Converting Parametric Equations

[LongTermStudent]

I have an upcoming exam, and I'm having trouble grasping some concepts. The things that are currently perplexing me are parametric equations and rectangular equations and converting between the two. I have a problem like this

Given the parametric equations x = e^(-t) + 1 and y = e^(-2t) - 3, find the corresponding rectangular equation and sketch the curve of orientation.

To eliminate the parameter, I set the x equation equal to t as such:
t = -ln(x-1)

and then substituted this value into the y equation to get:
y = e^[ln(x - 1)] - 3
and got y = x - 4 as my final equation, but I'm not so confident in this answer.

Then I'm told to find a set of parametric equatiions for the rectangular equation (x - 2)² + y² = 9

I set x equal to t and soved for y and ended up with
y = sqrt(t²-4t+13)

This seems like only half the answer to me, but I barely know where to start, let alone how to continue. I'm sure I'll be kicking myself when I finally figure these concepts out, but I can't for the life of me wrap my head around any of it, and I have no access to a tutor between now and my exam. Any help/guidance is appreciated.

Edit: I see now I may have posted this in the wrong forum. My bad.

 

[bob1182006]

for the first one, your substitution was wrong, you should get e^(-2t) = e^(-2(-ln(x-1))) which doesn't go down to just (x-1)

for the second one I think you get down to y^2=t^2+4t+13 right? then you square root both sides? you should get y=+ or - sqrt(...) since both +sqrt(...) and -sqrt(...) will satisfy that equation.

 

[tacman]

Hi there,

First of all, don't worry - it's completely normal to struggle with certain concepts before an exam. It's important to keep practicing and seeking help when needed, so good for you for reaching out for guidance.

Let's start with converting parametric equations to rectangular equations. The process you followed for the first problem is correct. To eliminate the parameter t, you need to solve for t in terms of x and then substitute that value into the other equation. So, t = -ln(x-1) is correct.

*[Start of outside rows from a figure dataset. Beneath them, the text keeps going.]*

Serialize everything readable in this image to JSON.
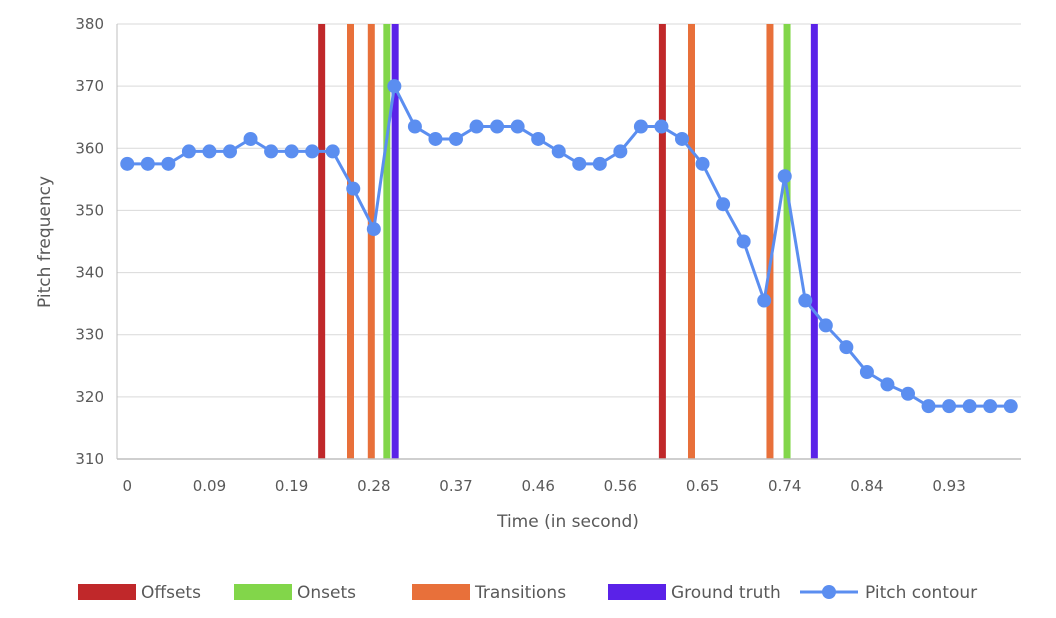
{
  "chart_data": {
    "type": "line",
    "xlabel": "Time (in second)",
    "ylabel": "Pitch frequency",
    "ylim": [
      310,
      380
    ],
    "yticks": [
      310,
      320,
      330,
      340,
      350,
      360,
      370,
      380
    ],
    "xtick_labels": [
      "0",
      "0.09",
      "0.19",
      "0.28",
      "0.37",
      "0.46",
      "0.56",
      "0.65",
      "0.74",
      "0.84",
      "0.93"
    ],
    "xtick_points": [
      0,
      4,
      8,
      12,
      16,
      20,
      24,
      28,
      32,
      36,
      40
    ],
    "grid": "horizontal",
    "legend_position": "bottom",
    "colors": {
      "offsets": "#c0282a",
      "onsets": "#82d64a",
      "transitions": "#e8703a",
      "ground_truth": "#5a22e8",
      "pitch_contour": "#5b8ef0",
      "grid": "#d9d9d9",
      "axis": "#bfbfbf"
    },
    "series": [
      {
        "name": "Pitch contour",
        "values": [
          357.5,
          357.5,
          357.5,
          359.5,
          359.5,
          359.5,
          361.5,
          359.5,
          359.5,
          359.5,
          359.5,
          353.5,
          347,
          370,
          363.5,
          361.5,
          361.5,
          363.5,
          363.5,
          363.5,
          361.5,
          359.5,
          357.5,
          357.5,
          359.5,
          363.5,
          363.5,
          361.5,
          357.5,
          351,
          345,
          335.5,
          355.5,
          335.5,
          331.5,
          328,
          324,
          322,
          320.5,
          318.5,
          318.5,
          318.5,
          318.5,
          318.5
        ]
      }
    ],
    "markers": {
      "Offsets": [
        0.2264,
        0.6033
      ],
      "Onsets": [
        0.2985,
        0.7412
      ],
      "Transitions": [
        0.2583,
        0.2813,
        0.6355,
        0.7223
      ],
      "Ground truth": [
        0.3077,
        0.7714
      ]
    },
    "legend": [
      {
        "label": "Offsets",
        "color_key": "offsets",
        "kind": "box"
      },
      {
        "label": "Onsets",
        "color_key": "onsets",
        "kind": "box"
      },
      {
        "label": "Transitions",
        "color_key": "transitions",
        "kind": "box"
      },
      {
        "label": "Ground truth",
        "color_key": "ground_truth",
        "kind": "box"
      },
      {
        "label": "Pitch contour",
        "color_key": "pitch_contour",
        "kind": "line"
      }
    ]
  }
}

Next, when you substituted that value into the y equation, you made a small mistake. Remember, when raising e to a power, the inverse operation is taking the natural logarithm (ln). So, instead of e^[ln(x-1)], it should be just (x-1). So, your final equation should be y = x - 4. This is the correct rectangular equation for the given parametric equations.

Now, for the second problem, you're on the right track. You need to set x equal to t and solve for y. But, remember that when you square both sides of an equation, you need to include a positive and negative solution. So, when you take the square root, you should have two possible equations: y = sqrt(t²-4t+13) and y = -sqrt(t²-4t+13). These are the two sets of parametric equations for the given rectangular equation.

Finally, to sketch the curve of orientation, you can plot points by choosing different values for t and then plugging them into the parametric equations. For example, if t = 0, then x = 2 and y = 3. So, one point on the curve would be (2, 3). Similarly, you can choose other values for t and plot more points to get a better understanding of the curve.

I hope this helps and good luck on your exam! Remember to keep practicing and don't hesitate to seek help if needed.